Saturday, December 28, 2013

`He Doesn't Beat His Fists on the Table'

Keats dated the most famous letter in literary history “Hampstead Sunday / 22 December 1818,” but scholars, noting the poet’s practice of composing journal letters for days and weeks, writing as time and inspiration permitted, and also weighing internal evidence in the text and a certain propensity for carelessness with dates (Dec. 22 was a Monday), have concluded that the Negative Capability portion of the letter to his brothers George and Tom was composed on this date, Dec. 28, in 1817. The footnotes in Hyder Edward Rollins’s two-volume edition of the Letters (1958), printed in a smaller typeface than the text, occupy almost twice as much space. Here is Keats writing at age twenty-two: 

“I had not a dispute but a disquisition, with Dilke on various subjects; several things dove-tailed in my mind, and at once it struck me what quality went to form a Man of Achievement, especially in Literature, and which Shakespeare possessed so enormously -- I mean Negative Capability, that is, when a man is capable of being in uncertainties, mysteries, doubts, without any irritable reaching after fact and reason -- Coleridge, for instance, would let go by a fine isolated verisimilitude caught from the Penetralium of mystery, from being incapable of remaining content with half-knowledge. This pursued through volumes would perhaps take us no further than this, that with a great poet the sense of Beauty overcomes every other consideration, or rather obliterates all consideration.” 

The passage is customarily read as embracing poetic openness and rejecting closed systems of thought. The poet, in a sense, is all potential, at least while writing poetry. He  projects himself into the sensibilities of others. His imagination is sympathetic. He is not theory-driven. Not for him the “egotistic sublime.” In a letter the previous month to Benjamin Bailey, Keats says “Men of Genius…have not any individuality, any determined Character.” Keats told his friend Richard Woodhouse that he could enter into the nature of a rolling billiard ball and experience “a sense of delight from its own roundness, smoothness, volubility, & the rapidity of its motion.” This is brilliant and provocative and utterly contrary to Romantic dogma, which remains the militant default mode for most writers, trapped in the small prison of self. Even Keats’ rejection of dogma is undogmatic – and charming. He says in his next sentence to Bailey: “But I am running my head into a Subject which I am certain I could not do justice to under five years Study and 3 vols octavo…” Of course, he didn’t have five years. He was dead in little more than three. 

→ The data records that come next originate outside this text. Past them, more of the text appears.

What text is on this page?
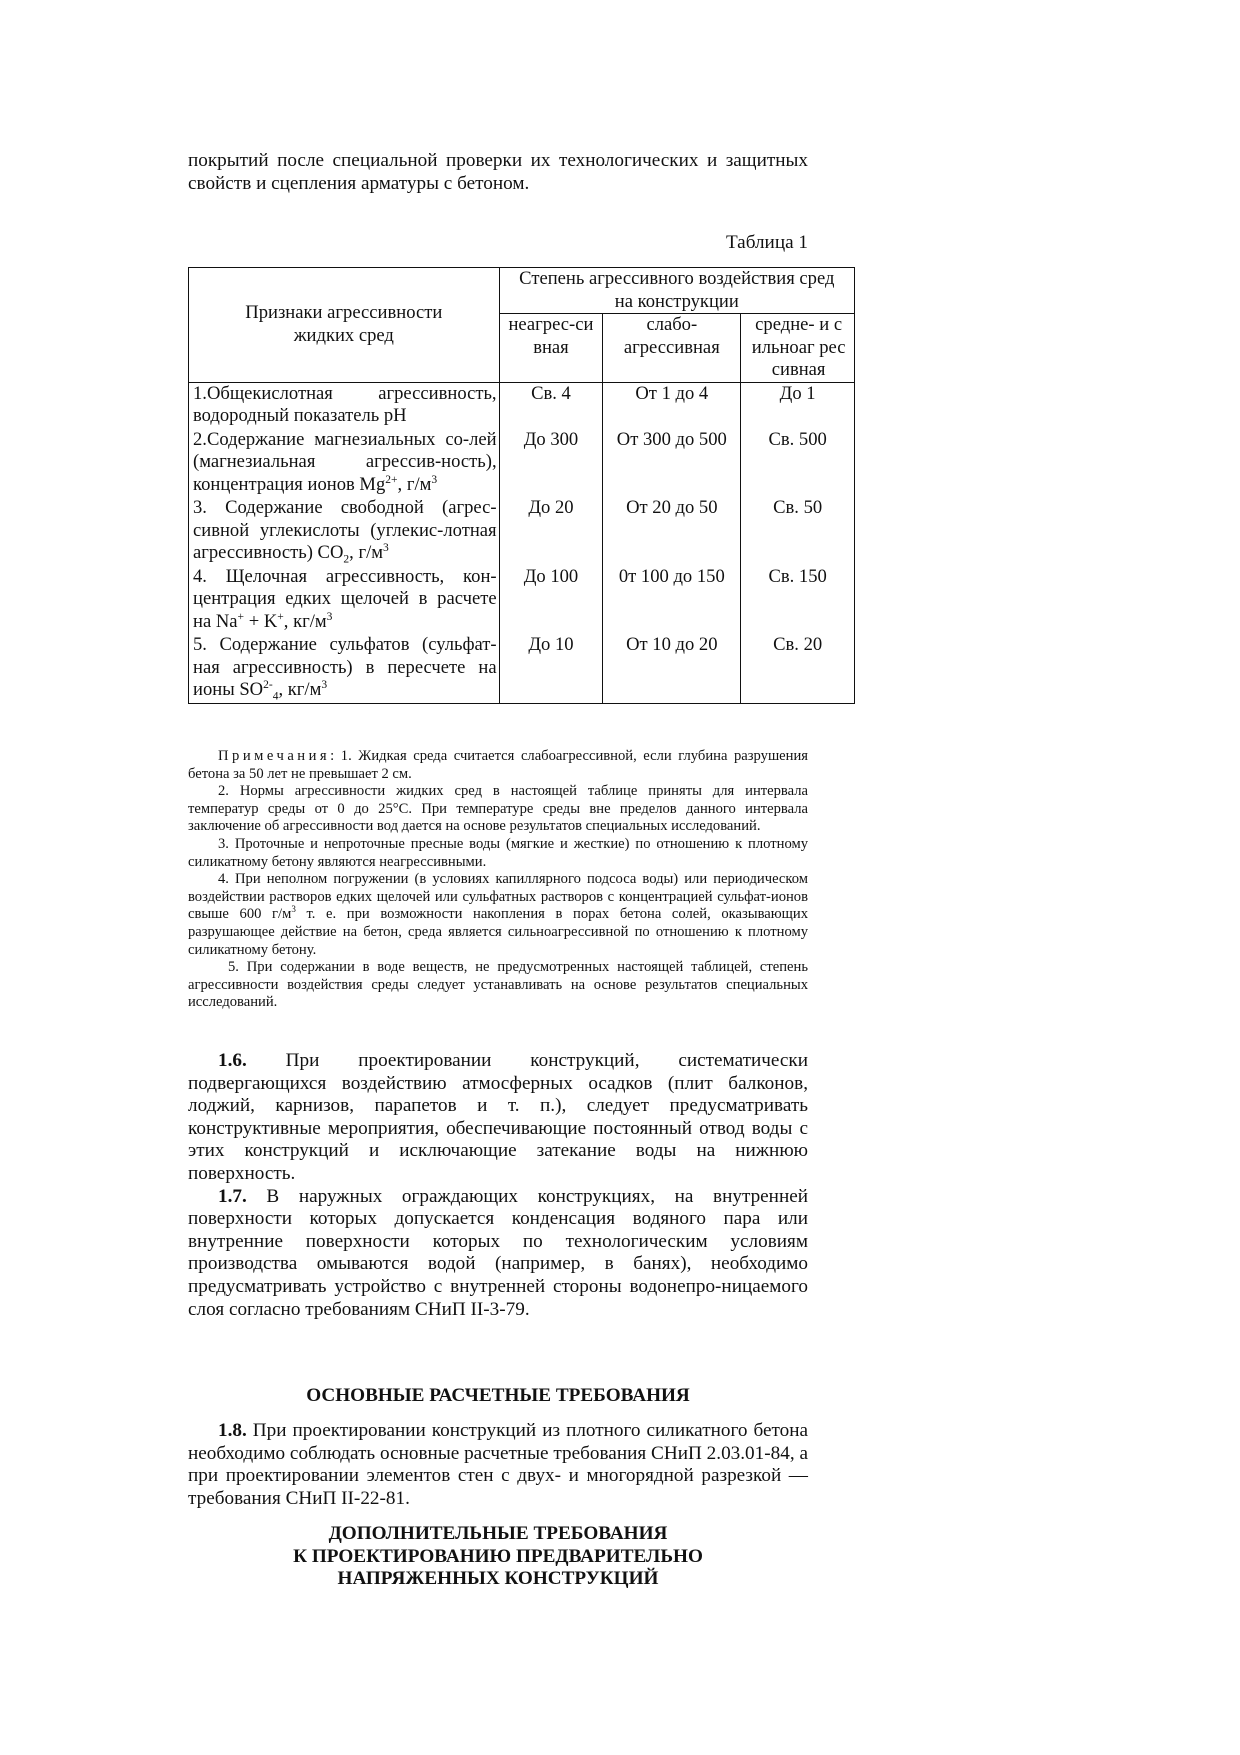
покрытий после специальной проверки их технологических и защитных свойств и сцепления арматуры с бетоном.

Таблица 1
Признаки агрессивности жидких сред	Степень агрессивного воздействия сред на конструкции		

	неагрес-сивная	слабо-агрессивная	средне- и сильноаг рессивная

1.Общекислотная агрессивность, водородный показатель pH	Св. 4	От 1 до 4	До 1
2.Содержание магнезиальных со-лей (магнезиальная агрессив-ность), концентрация ионов $Mg^{2+}$, $г/м^3$	До 300	От 300 до 500	Св. 500
3. Содержание свободной (агрес-сивной углекислоты (углекис-лотная агрессивность) $CO_2$, $г/м^3$	До 20	От 20 до 50	Св. 50
4. Щелочная агрессивность, кон-центрация едких щелочей в расчете на Na+ + K+, $кг/м^3$	До 100	0т 100 до 150	Св. 150
5. Содержание сульфатов (сульфат-ная агрессивность) в пересчете на ионы $SO^{2-}_4$, $кг/м^3$	До 10	От 10 до 20	Св. 20

Примечания: 1. Жидкая среда считается слабоагрессивной, если глубина разрушения бетона за 50 лет не превышает 2 см.

2. Нормы агрессивности жидких сред в настоящей таблице приняты для интервала температур среды от 0 до 25°С. При температуре среды вне пределов данного интервала заключение об агрессивности вод дается на основе результатов специальных исследований.

3. Проточные и непроточные пресные воды (мягкие и жесткие) по отношению к плотному силикатному бетону являются неагрессивными.

4. При неполном погружении (в условиях капиллярного подсоса воды) или периодическом воздействии растворов едких щелочей или сульфатных растворов с концентрацией сульфат-ионов свыше 600 $г/м^3$ т. е. при возможности накопления в порах бетона солей, оказывающих разрушающее действие на бетон, среда является сильноагрессивной по отношению к плотному силикатному бетону.

5. При содержании в воде веществ, не предусмотренных настоящей таблицей, степень агрессивности воздействия среды следует устанавливать на основе результатов специальных исследований.

1.6. При проектировании конструкций, систематически подвергающихся воздействию атмосферных осадков (плит балконов, лоджий, карнизов, парапетов и т. п.), следует предусматривать конструктивные мероприятия, обеспечивающие постоянный отвод воды с этих конструкций и исключающие затекание воды на нижнюю поверхность.

1.7. В наружных ограждающих конструкциях, на внутренней поверхности которых допускается конденсация водяного пара или внутренние поверхности которых по технологическим условиям производства омываются водой (например, в банях), необходимо предусматривать устройство с внутренней стороны водонепро-ницаемого слоя согласно требованиям СНиП II-3-79.

ОСНОВНЫЕ РАСЧЕТНЫЕ ТРЕБОВАНИЯ

1.8. При проектировании конструкций из плотного силикатного бетона необходимо соблюдать основные расчетные требования СНиП 2.03.01-84, а при проектировании элементов стен с двух- и многорядной разрезкой — требования СНиП II-22-81.

ДОПОЛНИТЕЛЬНЫЕ ТРЕБОВАНИЯ
К ПРОЕКТИРОВАНИЮ ПРЕДВАРИТЕЛЬНО
НАПРЯЖЕННЫХ КОНСТРУКЦИЙ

That Samuel Beckett so treasured Keats and Dr. Johnson is a marvelous reproach to his more avant-garde admirers. In a 1930 letter to his friend Thomas McGreevey, Beckett writes: “I have been doing a little tapirising & reading Keats, you’ll be sorry to hear. I like that crouching brooding quality in Keats – squatting on the moss, crushing a petal, licking his lips & rubbing his hands, `counting the last oozing, hours by hours.’ I like him the best of them all, because he doesn’t beat his fists on the table. I like that awful sweetness and thick soft damp green richness. And weariness. `Take into the air my quiet breath.’” 

The editors of The Letters of Samuel Beckett 1929-1940 (Cambridge University Press, 2009) gloss “tapirising” as Beckett’s take on the French tapir, academic slang meaning “private pupil.” Beckett misquotes a line from “To Autumn” (“Though watchest the last oozing hours by hours”) and correctly quotes from “Ode to a Nightingale”:I have been half in love with easeful Death, / Call'd him soft names in many a mused rhyme, /  To take into the air my quiet breath.”

1 comment:

R.T. said...

Keats and Beckett! Wonderful! Thank you for sharing. My fondness for both authors has been redoubled with this new knowledge.